All the live-long day was spent in tacking from one low shore to another low shore, through water which looked like pea soup. We had to be sure the pleasure of seeing Mobile from every point of view, east and west, with all the varieties between northing and southing, and numerous changes in the position of steeples, sand-hills, and villas, the sun roasting us all the time and boiling the pitch out of the seams.

The greatest excitement of the day was an encounter with a young alligator, making an involuntary voyage out to sea in the tideway. The crew said he was drowning, having lost his way or being exhausted by struggling with the current. He was about ten feet long, and appeared to be so utterly done up that he would willingly have come aboard as he passed within two yards of us; but desponding as he was, it would have been positive cruelty to have added him to the number of our party.

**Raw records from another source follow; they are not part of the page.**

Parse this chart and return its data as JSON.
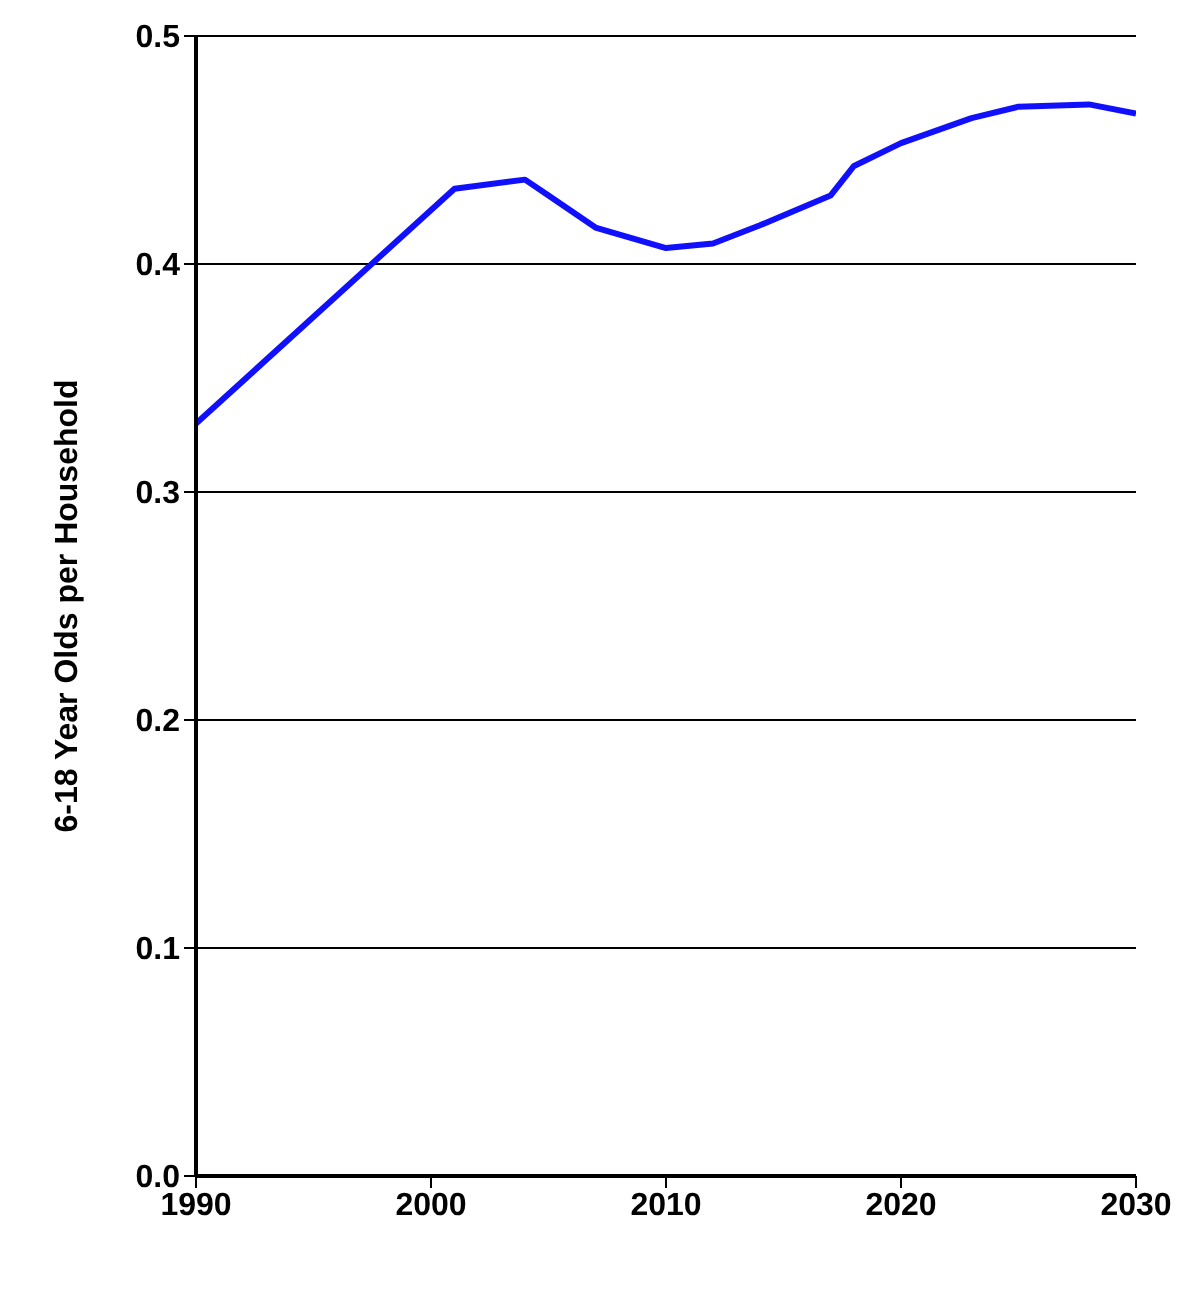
{
  "chart_data": {
    "type": "line",
    "ylabel": "6-18 Year Olds per Household",
    "x": [
      1990,
      2001,
      2004,
      2005,
      2007,
      2010,
      2012,
      2014,
      2017,
      2018,
      2020,
      2023,
      2025,
      2028,
      2030
    ],
    "series": [
      {
        "color": "#1010ff",
        "values": [
          0.33,
          0.433,
          0.437,
          0.43,
          0.416,
          0.407,
          0.409,
          0.417,
          0.43,
          0.443,
          0.453,
          0.464,
          0.469,
          0.47,
          0.466
        ]
      }
    ],
    "xlim": [
      1990,
      2030
    ],
    "xticks": [
      1990,
      2000,
      2010,
      2020,
      2030
    ],
    "ylim": [
      0,
      0.5
    ],
    "yticks": [
      {
        "value": 0,
        "label": "0.0"
      },
      {
        "value": 0.1,
        "label": "0.1"
      },
      {
        "value": 0.2,
        "label": "0.2"
      },
      {
        "value": 0.3,
        "label": "0.3"
      },
      {
        "value": 0.4,
        "label": "0.4"
      },
      {
        "value": 0.5,
        "label": "0.5"
      }
    ],
    "grid": "y",
    "marker": "none",
    "line_style": "solid",
    "legend": false
  }
}
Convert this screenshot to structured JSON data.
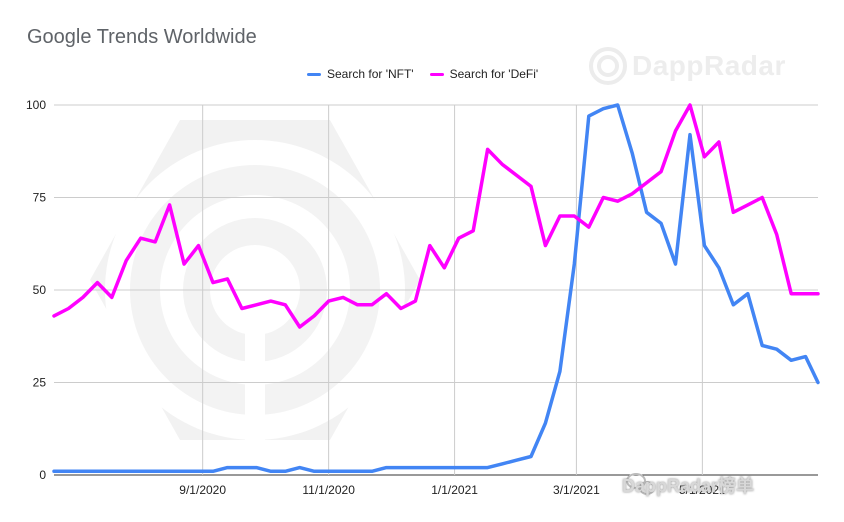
{
  "chart_data": {
    "type": "line",
    "title": "Google Trends Worldwide",
    "xlabel": "",
    "ylabel": "",
    "ylim": [
      0,
      100
    ],
    "yticks": [
      0,
      25,
      50,
      75,
      100
    ],
    "x_tick_labels": [
      "9/1/2020",
      "11/1/2020",
      "1/1/2021",
      "3/1/2021",
      "5/1/2021"
    ],
    "x_tick_dates": [
      "2020-09-01",
      "2020-11-01",
      "2021-01-01",
      "2021-03-01",
      "2021-05-01"
    ],
    "xlim": [
      "2020-06-21",
      "2021-06-26"
    ],
    "grid": true,
    "legend_position": "top",
    "x": [
      "2020-06-21",
      "2020-06-28",
      "2020-07-05",
      "2020-07-12",
      "2020-07-19",
      "2020-07-26",
      "2020-08-02",
      "2020-08-09",
      "2020-08-16",
      "2020-08-23",
      "2020-08-30",
      "2020-09-06",
      "2020-09-13",
      "2020-09-20",
      "2020-09-27",
      "2020-10-04",
      "2020-10-11",
      "2020-10-18",
      "2020-10-25",
      "2020-11-01",
      "2020-11-08",
      "2020-11-15",
      "2020-11-22",
      "2020-11-29",
      "2020-12-06",
      "2020-12-13",
      "2020-12-20",
      "2020-12-27",
      "2021-01-03",
      "2021-01-10",
      "2021-01-17",
      "2021-01-24",
      "2021-01-31",
      "2021-02-07",
      "2021-02-14",
      "2021-02-21",
      "2021-02-28",
      "2021-03-07",
      "2021-03-14",
      "2021-03-21",
      "2021-03-28",
      "2021-04-04",
      "2021-04-11",
      "2021-04-18",
      "2021-04-25",
      "2021-05-02",
      "2021-05-09",
      "2021-05-16",
      "2021-05-23",
      "2021-05-30",
      "2021-06-06",
      "2021-06-13",
      "2021-06-20",
      "2021-06-26"
    ],
    "series": [
      {
        "name": "Search for 'NFT'",
        "color": "#4285f4",
        "values": [
          1,
          1,
          1,
          1,
          1,
          1,
          1,
          1,
          1,
          1,
          1,
          1,
          2,
          2,
          2,
          1,
          1,
          2,
          1,
          1,
          1,
          1,
          1,
          2,
          2,
          2,
          2,
          2,
          2,
          2,
          2,
          3,
          4,
          5,
          14,
          28,
          57,
          97,
          99,
          100,
          87,
          71,
          68,
          57,
          92,
          62,
          56,
          46,
          49,
          35,
          34,
          31,
          32,
          25
        ]
      },
      {
        "name": "Search for 'DeFi'",
        "color": "#ff00ff",
        "values": [
          43,
          45,
          48,
          52,
          48,
          58,
          64,
          63,
          73,
          57,
          62,
          52,
          53,
          45,
          46,
          47,
          46,
          40,
          43,
          47,
          48,
          46,
          46,
          49,
          45,
          47,
          62,
          56,
          64,
          66,
          88,
          84,
          81,
          78,
          62,
          70,
          70,
          67,
          75,
          74,
          76,
          79,
          82,
          93,
          100,
          86,
          90,
          71,
          73,
          75,
          65,
          49,
          49,
          49
        ]
      }
    ]
  },
  "watermark": {
    "brand": "DappRadar",
    "overlay": "DappRadar榜单"
  }
}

The next event of the day was dinner, in which Charlie outrivalled himself by a tremendous fry of onions and sliced Bologna sausage, and a piece of pig, which had not decided whether it was to be pork or bacon.

Having been fourteen hours beating some twenty-seven miles, I was landed at last at a wharf in the suburbs of the town about five o’clock in the evening. On my way to the Battle House I met seven distinct companies marching through the streets to drill, and the air was filled with sounds of bugling and drumming. In the evening a number of gentlemen called upon me to inquire what I thought of Fort Pickens and Pensacola, and I had some difficulty in parrying their very home questions, but at last adopted a formula which appeared to please them—I assured my friends I thought it would be an exceedingly tough business whenever the bombardment took place.

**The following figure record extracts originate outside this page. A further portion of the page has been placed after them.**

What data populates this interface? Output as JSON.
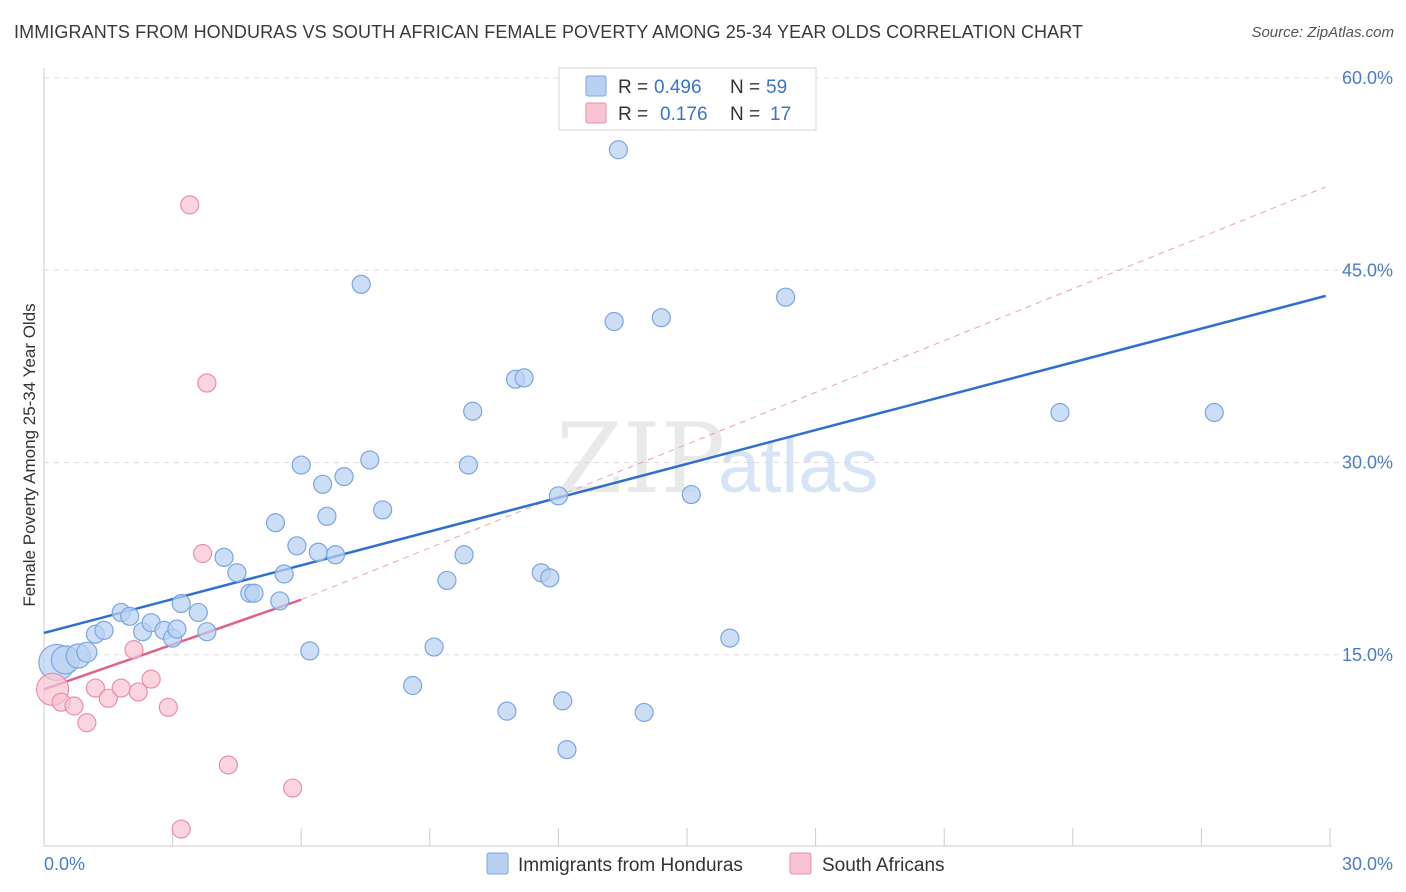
{
  "title": "IMMIGRANTS FROM HONDURAS VS SOUTH AFRICAN FEMALE POVERTY AMONG 25-34 YEAR OLDS CORRELATION CHART",
  "source": "Source: ZipAtlas.com",
  "watermark": {
    "zip": "ZIP",
    "atlas": "atlas"
  },
  "colors": {
    "blue_fill": "#b8d1f3",
    "blue_stroke": "#7aa6e0",
    "blue_line": "#2f6fcf",
    "pink_fill": "#f8c3d3",
    "pink_stroke": "#ea8fab",
    "pink_line": "#e0628c",
    "tick": "#4a7cc7",
    "grid": "#dddddd"
  },
  "chart_data": {
    "type": "scatter",
    "xlabel": "",
    "ylabel": "Female Poverty Among 25-34 Year Olds",
    "xlim": [
      0,
      30
    ],
    "ylim": [
      0,
      60
    ],
    "x_tick_labels": [
      {
        "v": 0,
        "label": "0.0%"
      },
      {
        "v": 30,
        "label": "30.0%"
      }
    ],
    "y_tick_labels": [
      {
        "v": 15,
        "label": "15.0%"
      },
      {
        "v": 30,
        "label": "30.0%"
      },
      {
        "v": 45,
        "label": "45.0%"
      },
      {
        "v": 60,
        "label": "60.0%"
      }
    ],
    "grid_y": [
      15,
      30,
      45,
      60
    ],
    "x_minor_ticks": [
      3,
      6,
      9,
      12,
      15,
      18,
      21,
      24,
      27,
      30
    ],
    "legend": {
      "rows": [
        {
          "r_label": "R =",
          "r": "0.496",
          "n_label": "N =",
          "n": "59",
          "color": "blue"
        },
        {
          "r_label": "R =",
          "r": "0.176",
          "n_label": "N =",
          "n": "17",
          "color": "pink"
        }
      ]
    },
    "series": [
      {
        "name": "Immigrants from Honduras",
        "color": "blue",
        "trend": {
          "x0": 0,
          "y0": 16.7,
          "x1": 29.9,
          "y1": 43.0
        },
        "points": [
          [
            0.3,
            14.4,
            18
          ],
          [
            0.5,
            14.6,
            14
          ],
          [
            0.8,
            14.9,
            12
          ],
          [
            1.0,
            15.2,
            10
          ],
          [
            1.2,
            16.6,
            9
          ],
          [
            1.4,
            16.9,
            9
          ],
          [
            1.8,
            18.3,
            9
          ],
          [
            2.0,
            18.0,
            9
          ],
          [
            2.3,
            16.8,
            9
          ],
          [
            2.5,
            17.5,
            9
          ],
          [
            2.8,
            16.9,
            9
          ],
          [
            3.0,
            16.3,
            9
          ],
          [
            3.1,
            17.0,
            9
          ],
          [
            3.2,
            19.0,
            9
          ],
          [
            3.6,
            18.3,
            9
          ],
          [
            3.8,
            16.8,
            9
          ],
          [
            4.2,
            22.6,
            9
          ],
          [
            4.5,
            21.4,
            9
          ],
          [
            4.8,
            19.8,
            9
          ],
          [
            4.9,
            19.8,
            9
          ],
          [
            5.4,
            25.3,
            9
          ],
          [
            5.5,
            19.2,
            9
          ],
          [
            5.6,
            21.3,
            9
          ],
          [
            5.9,
            23.5,
            9
          ],
          [
            6.0,
            29.8,
            9
          ],
          [
            6.2,
            15.3,
            9
          ],
          [
            6.4,
            23.0,
            9
          ],
          [
            6.5,
            28.3,
            9
          ],
          [
            6.6,
            25.8,
            9
          ],
          [
            6.8,
            22.8,
            9
          ],
          [
            7.0,
            28.9,
            9
          ],
          [
            7.4,
            43.9,
            9
          ],
          [
            7.6,
            30.2,
            9
          ],
          [
            7.9,
            26.3,
            9
          ],
          [
            8.6,
            12.6,
            9
          ],
          [
            9.1,
            15.6,
            9
          ],
          [
            9.4,
            20.8,
            9
          ],
          [
            9.8,
            22.8,
            9
          ],
          [
            9.9,
            29.8,
            9
          ],
          [
            10.0,
            34.0,
            9
          ],
          [
            10.8,
            10.6,
            9
          ],
          [
            11.0,
            36.5,
            9
          ],
          [
            11.2,
            36.6,
            9
          ],
          [
            11.6,
            21.4,
            9
          ],
          [
            11.8,
            21.0,
            9
          ],
          [
            12.0,
            27.4,
            9
          ],
          [
            12.1,
            11.4,
            9
          ],
          [
            12.2,
            7.6,
            9
          ],
          [
            13.3,
            41.0,
            9
          ],
          [
            13.4,
            54.4,
            9
          ],
          [
            14.0,
            10.5,
            9
          ],
          [
            14.4,
            41.3,
            9
          ],
          [
            15.1,
            27.5,
            9
          ],
          [
            16.0,
            16.3,
            9
          ],
          [
            17.3,
            42.9,
            9
          ],
          [
            23.7,
            33.9,
            9
          ],
          [
            27.3,
            33.9,
            9
          ],
          [
            13.0,
            41.0,
            0
          ],
          [
            11.3,
            36.4,
            0
          ]
        ]
      },
      {
        "name": "South Africans",
        "color": "pink",
        "trend": {
          "x0": 0,
          "y0": 12.3,
          "x1": 6.0,
          "y1": 19.3
        },
        "trend_ext": {
          "x0": 6.0,
          "y0": 19.3,
          "x1": 29.9,
          "y1": 51.5
        },
        "points": [
          [
            0.2,
            12.3,
            16
          ],
          [
            0.4,
            11.3,
            9
          ],
          [
            0.7,
            11.0,
            9
          ],
          [
            1.0,
            9.7,
            9
          ],
          [
            1.2,
            12.4,
            9
          ],
          [
            1.5,
            11.6,
            9
          ],
          [
            1.8,
            12.4,
            9
          ],
          [
            2.1,
            15.4,
            9
          ],
          [
            2.2,
            12.1,
            9
          ],
          [
            2.5,
            13.1,
            9
          ],
          [
            2.9,
            10.9,
            9
          ],
          [
            3.2,
            1.4,
            9
          ],
          [
            3.4,
            50.1,
            9
          ],
          [
            3.7,
            22.9,
            9
          ],
          [
            3.8,
            36.2,
            9
          ],
          [
            4.3,
            6.4,
            9
          ],
          [
            5.8,
            4.6,
            9
          ]
        ]
      }
    ]
  }
}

One of the most important steps which I have yet heard of has excited little attention, namely, the refusal of the officer commanding Fort MacHenry, at Baltimore, to obey the writ of habeas corpus issued by a judge of that city for the person of a soldier of his garrison. This military officer takes upon himself to aver there is a state of civil war in Baltimore, which he considers sufficient legal cause for the suspension of the writ.

CHAPTER XXIX. Judge Campbell

Judge Campbell—Dr. Nott—Slavery—Departure for New Orleans—Down the river—Fear of Cruisers—Approach to New Orleans—Duelling—Streets of New Orleans—Unhealthiness of the city—Public opinion as to the war—Happy and contented negroes.

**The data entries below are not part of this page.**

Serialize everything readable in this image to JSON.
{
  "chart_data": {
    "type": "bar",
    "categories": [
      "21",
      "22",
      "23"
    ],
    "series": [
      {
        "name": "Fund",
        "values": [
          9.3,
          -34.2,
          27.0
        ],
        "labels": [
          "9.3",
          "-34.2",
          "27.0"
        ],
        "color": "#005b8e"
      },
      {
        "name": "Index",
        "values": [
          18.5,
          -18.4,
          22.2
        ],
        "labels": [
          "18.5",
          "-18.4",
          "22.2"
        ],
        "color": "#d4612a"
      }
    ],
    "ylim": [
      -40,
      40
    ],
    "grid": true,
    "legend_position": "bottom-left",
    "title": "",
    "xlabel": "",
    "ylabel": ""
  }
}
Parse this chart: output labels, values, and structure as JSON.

May 18th.—An exceedingly hot day, which gives bad promise of comfort for the Federal soldiers, who are coming, as the Washington Government asserts, to put down rebellion in these quarters. The mosquitos are advancing in numbers and force. The day I first came I asked the waiter if they were numerous. “I wish they were a hundred times as many,” said he. On inquiring if he had any possible reason for such an extraordinary aspiration, he said, “because we would get rid of these darned black republicans out of Fort Pickens all the sooner.” The man seemed to infer they would not bite the Confederate soldiers.

I dined at Dr. Nott’s, and met Judge Campbell, who has resigned his high post as one of the Judges of the Supreme Court of the United States, and explained his reasons for doing so in a letter, charging Mr. Seward with treachery, dissimulation, and falsehood. He seemed to me a great casuist rather than a profound lawyer, and to delight in subtle distinctions and technical abstractions; but I had the advantage of hearing from him at great length the whole history of the Dred Scot case, and a recapitulation of the arguments used on both sides, the force of which, in his opinion, was irresistibly in favour of the decision of the Court. Mr. Forsyth, Colonel Hardee, and others were of the company.